Talk:Symmetry group

From Wikipedia, the free encyclopedia

My 2c on this page - it has useful info but could be made more readable and more concrete. Symmetry groups are a great starting point for finding out about finite group theory -- especially the symmetry groups of plane figures and archimedian solids, but this article dives in with "congruencies", "invariant" and "composition". Most non-mathematical readers (including proto-mathematicians) would not survive the first sentence. The link to Group theory doesn't help much either. ... and subheadings would help.

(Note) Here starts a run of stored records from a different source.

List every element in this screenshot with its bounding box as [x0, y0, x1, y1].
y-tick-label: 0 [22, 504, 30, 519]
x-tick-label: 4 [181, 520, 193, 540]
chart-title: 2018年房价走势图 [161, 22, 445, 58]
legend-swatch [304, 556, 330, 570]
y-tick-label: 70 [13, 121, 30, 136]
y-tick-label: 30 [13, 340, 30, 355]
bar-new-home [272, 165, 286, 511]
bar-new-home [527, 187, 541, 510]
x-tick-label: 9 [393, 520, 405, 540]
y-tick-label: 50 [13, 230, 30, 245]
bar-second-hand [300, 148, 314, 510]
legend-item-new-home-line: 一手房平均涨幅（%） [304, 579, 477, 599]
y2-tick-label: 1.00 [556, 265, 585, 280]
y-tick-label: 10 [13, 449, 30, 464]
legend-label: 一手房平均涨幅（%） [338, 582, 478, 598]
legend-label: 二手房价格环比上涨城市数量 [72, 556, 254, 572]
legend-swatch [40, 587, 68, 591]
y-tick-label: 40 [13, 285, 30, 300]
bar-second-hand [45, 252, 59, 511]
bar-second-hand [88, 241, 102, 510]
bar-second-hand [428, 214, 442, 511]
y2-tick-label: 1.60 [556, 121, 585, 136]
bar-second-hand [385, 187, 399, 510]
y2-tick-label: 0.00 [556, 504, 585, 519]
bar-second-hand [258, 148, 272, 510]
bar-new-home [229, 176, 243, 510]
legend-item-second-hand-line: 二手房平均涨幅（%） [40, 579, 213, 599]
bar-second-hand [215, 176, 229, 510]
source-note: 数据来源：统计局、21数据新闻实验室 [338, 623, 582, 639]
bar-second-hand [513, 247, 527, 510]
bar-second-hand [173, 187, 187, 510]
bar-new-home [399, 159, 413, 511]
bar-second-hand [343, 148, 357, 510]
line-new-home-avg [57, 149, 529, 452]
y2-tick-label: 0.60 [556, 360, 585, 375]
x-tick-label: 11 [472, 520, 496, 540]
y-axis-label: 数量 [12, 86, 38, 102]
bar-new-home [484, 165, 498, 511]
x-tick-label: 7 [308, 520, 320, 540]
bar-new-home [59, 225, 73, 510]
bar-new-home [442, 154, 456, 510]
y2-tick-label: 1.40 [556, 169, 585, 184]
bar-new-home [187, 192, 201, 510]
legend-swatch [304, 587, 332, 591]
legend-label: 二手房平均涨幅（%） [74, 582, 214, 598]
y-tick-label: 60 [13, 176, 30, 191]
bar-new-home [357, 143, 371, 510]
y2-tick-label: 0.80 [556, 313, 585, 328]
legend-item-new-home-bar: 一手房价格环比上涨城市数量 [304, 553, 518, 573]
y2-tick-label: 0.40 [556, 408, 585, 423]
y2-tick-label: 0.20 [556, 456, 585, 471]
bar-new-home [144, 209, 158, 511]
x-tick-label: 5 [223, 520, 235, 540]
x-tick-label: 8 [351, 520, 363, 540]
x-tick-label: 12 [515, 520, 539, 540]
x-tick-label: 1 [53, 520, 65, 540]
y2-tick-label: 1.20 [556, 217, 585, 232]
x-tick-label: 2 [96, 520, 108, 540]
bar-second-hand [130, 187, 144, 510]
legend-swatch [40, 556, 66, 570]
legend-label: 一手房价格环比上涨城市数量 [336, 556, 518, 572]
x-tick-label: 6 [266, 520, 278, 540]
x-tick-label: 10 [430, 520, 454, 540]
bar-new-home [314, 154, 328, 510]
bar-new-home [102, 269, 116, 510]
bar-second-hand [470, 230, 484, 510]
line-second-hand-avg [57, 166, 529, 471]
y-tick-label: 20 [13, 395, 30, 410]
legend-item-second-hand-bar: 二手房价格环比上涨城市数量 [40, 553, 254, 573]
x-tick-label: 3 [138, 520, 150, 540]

If I get around to it in the next few weeks I will put in a gentler introduction and some examples that will ease the transition into the language of the two and three dimensions sections. I am not a groupie though, so if anyone else has the skills and energy, I will not be offended. AndrewKepert 06:15, 12 Nov 2003 (UTC)

How about, "The symmetry group of a geometric figure is the set of symmetry operations, such as rotations and reflections, which leave the figure indistinguishable from its original form. For example, a square can be rotated a quarter of a turn, and it is still the same square. It can be also reflected about lines through the center parallel to the edges or passing through opposite corners." --Snags 20:39, 8 Oct 2004 (UTC)

"Td. This group has the same rotation axes as T, but with six mirror planes, each containing a single C2 axis and four C3 axes." You mean two C3 axes, right? A plane cannot contain all four C3 axes.

[edit] Request for technical explanation

Probably the best thing to do would be to include a concrete example with diagram(s) in the introduction. (Perhaps what Snags suggests above.) The current introduction gets into a lot of details which are hard to parse, and which should probably be put into subsections. The 1D, 2D, and 3D sections could certainly also use some diagrams or pictures showing concrete examples. -- Beland 17:00, 18 December 2005 (UTC)

[edit] editorial templates formerly in article text

Please help improve this article or section by expanding it.
Further information might be found on the talk page or at requests for expansion.
(This page currently does not yet describe various aspects of symmetry groups in theoretical physics, especially in (quantum and classical) field theory.)
I agree. Will add a disamibuation link.